Thinking-through-making

Thinking, noun

  1. The process of considering or reasoning about something.

Making, noun

  1. The process of making or producing something.

cf. Thinking with your hands

Hand, noun

  1. The end part of a person’s arm beyond the wrist, including the palm, fingers, and thumb.
  2. A person’s workmanship, especially in artistic work.

Hands-on

  1. Involving or offering active participation rather than theory.

At Design Academy Eindhoven thinking includes collecting, documenting, mapping, analysing, reflecting, translating, synthesising, and concluding. Thinking is not only expressed through text, but also through everything we make. Making includes crafting objects, organising activities, telling stories, and designing systems and experiences. All of these can be vessels of knowledge expressed in ways other than through words alone.
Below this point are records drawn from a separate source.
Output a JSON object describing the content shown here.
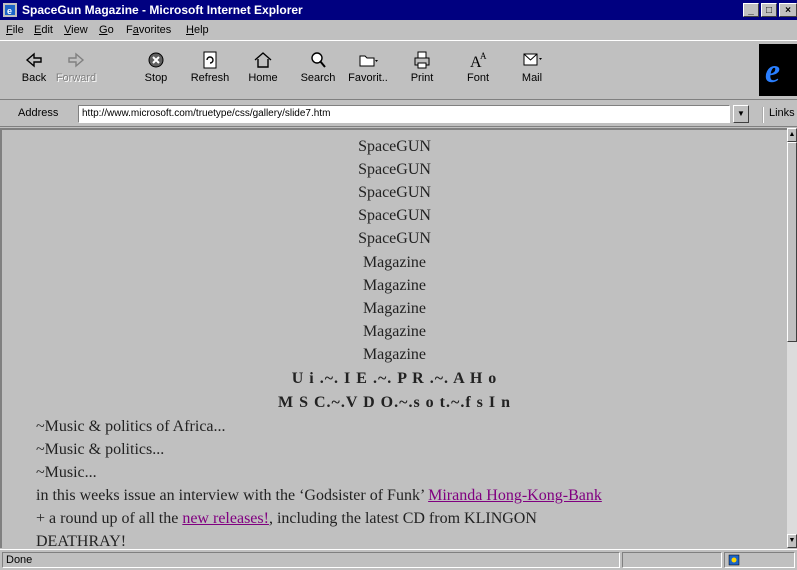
{
  "window": {
    "title": "SpaceGun Magazine - Microsoft Internet Explorer",
    "controls": [
      "_",
      "□",
      "×"
    ]
  },
  "menu": [
    {
      "label": "File",
      "underline": "F"
    },
    {
      "label": "Edit",
      "underline": "E"
    },
    {
      "label": "View",
      "underline": "V"
    },
    {
      "label": "Go",
      "underline": "G"
    },
    {
      "label": "Favorites",
      "underline": "a"
    },
    {
      "label": "Help",
      "underline": "H"
    }
  ],
  "toolbar": {
    "back": "Back",
    "forward": "Forward",
    "stop": "Stop",
    "refresh": "Refresh",
    "home": "Home",
    "search": "Search",
    "favorites": "Favorit..",
    "print": "Print",
    "font": "Font",
    "mail": "Mail"
  },
  "address": {
    "label": "Address",
    "url": "http://www.microsoft.com/truetype/css/gallery/slide7.htm",
    "links": "Links"
  },
  "content": {
    "spacegun_lines": [
      "SpaceGUN",
      "SpaceGUN",
      "SpaceGUN",
      "SpaceGUN",
      "SpaceGUN"
    ],
    "magazine_lines": [
      "Magazine",
      "Magazine",
      "Magazine",
      "Magazine",
      "Magazine"
    ],
    "scrambled_line1": "U i .~. I E .~. P R .~. A H o",
    "scrambled_line2": "M S C.~.V D O.~.s o t.~.f s I n",
    "tagline1": "~Music & politics of Africa...",
    "tagline2": "~Music & politics...",
    "tagline3": "~Music...",
    "interview_prefix": "in this weeks issue an interview with the ‘Godsister of Funk’ ",
    "interview_link": "Miranda Hong-Kong-Bank",
    "roundup_prefix": "+ a round up of all the ",
    "roundup_link": "new releases!",
    "roundup_suffix": ", including the latest CD from KLINGON",
    "deathray": "DEATHRAY!"
  },
  "status": {
    "text": "Done"
  },
  "colors": {
    "titlebar": "#000080",
    "visited_link": "#800080",
    "chrome": "#c0c0c0"
  }
}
Thinking-through-making is a process in which making and thinking alternate back and forth all the time, in rapid iterations. The making or designing could be taking place intuitively. Reflecting on what has been made helps create knowledge and insights. Creation and reflection go hand in hand – the relationship between the making and the thinking opens up an opportunity to also express knowledge through what is made.

Thinking-through-making is connected to concepts such as thinking with your hands, learning through doing, and trial and error. Designer Hella Jongerius has described the process of thinking with your hands as “ping-ponging between your hands and your mind” and sees that by combining thinking and making, new types of logic and new solutions present themselves. At Design Academy Eindhoven, this way of working is taught in skills training courses, and it is put into practice in various fields of design.

Literature

  • Design Academy Eindhoven (2014). Zelfreflectie Kwaliteitszorg Onderzoek en Lectoraten, ten behoeve van de validatie door de Validatiecommissie Kwaliteitszorg Onderzoek. Eindhoven: Design Academy Eindhoven.
  • Pallasmaa, J. (2009). The thinking hand: existential and embodied wisdom in architecture. Chichester: John Wiley & Sons Ltd.
  • Schön, D. A. (1984). The reflective practitioner: How professionals think in action. Aldershot: Ashgate.
  • Sennett, R. (2008). The Craftsman, New Haven: Yale University Press.